SINGAPORE — A man and a woman were each fined $3,000 on Monday (25 October) after admitting to attending a Chinese New Year celebration involving 15 people in February this year amid the COVID-19 pandemic.

Xiao Jing, a 30-year-old China national, and Tey Zhi Yuan, a 29-year-old Singaporean, pleaded guilty to one charge each of gathering at an office building located at 1 Pemimpin Drive in a group of more than eight persons without a reasonable purpose. Each also had a charge of leaving their residence for no reasonable excuse taken into consideration for sentencing.

From 28 December last year, Singapore was in Phase 3 of its re-opening, which capped social gatherings at eight persons. The measures were aimed at curbing the spread of COVID-19. 

Another 13 persons who were in the gathering have not been dealt with by the court. Six of them are female China nationals: He Liuqiong, 30, Li Jia, 25, Lin Xiaofeng, 33, Sun Min Qian, 33, Shao Rui, 37, and Chen Yuanyuan, 28. 

The remaining are all men: Lim Weitzien, a 26-year-old Malaysian, and Singaporeans Ong Hui Siong, 39, Low Xiang Hua, 31, Chua Li Jin, 32, Ethan Tan, 31, Joseph Lim Si Swee, 33, and Harold Tan Wei Jie, 35.

On 24 February this year, Chua was having diner with two others when he proposed a Chinese New Year gathering. He contacted Ong, who decided to use his office at 1 Pemimpin Drive to host the gathering.

The gathering soon grew as the original attendees began inviting others, who arrived from 9pm on 24 February. 

The group of 15 then sang karaoke and drank alcohol until after 2am on 25 February. Around the time, a security officer at the building called the police to report the group in the unit. 

Police officers arrived shortly and observed loud music.

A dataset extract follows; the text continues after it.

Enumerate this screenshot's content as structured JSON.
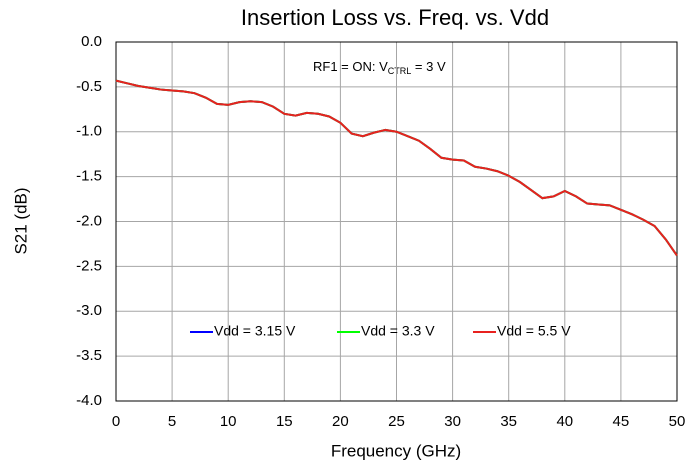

They knocked on the door and found people who were playing games, drinking and singing karaoke without taking steps to reduce the risk of COVID-19 infection.

The prosecution sought a fine of at least $3,000 each for Xiao and Tey, who are first-time offenders. Deputy Public Prosecutor Emily Koh said that the group met for a frivolous reason, were noisy and had not taken safe management measures seriously. 

Asked separately for their mitigation, Xiao and Tey had nothing to say.

They could have each been jailed up to six months and/or fined up to $10,000 for breaching COVID-19 regulations.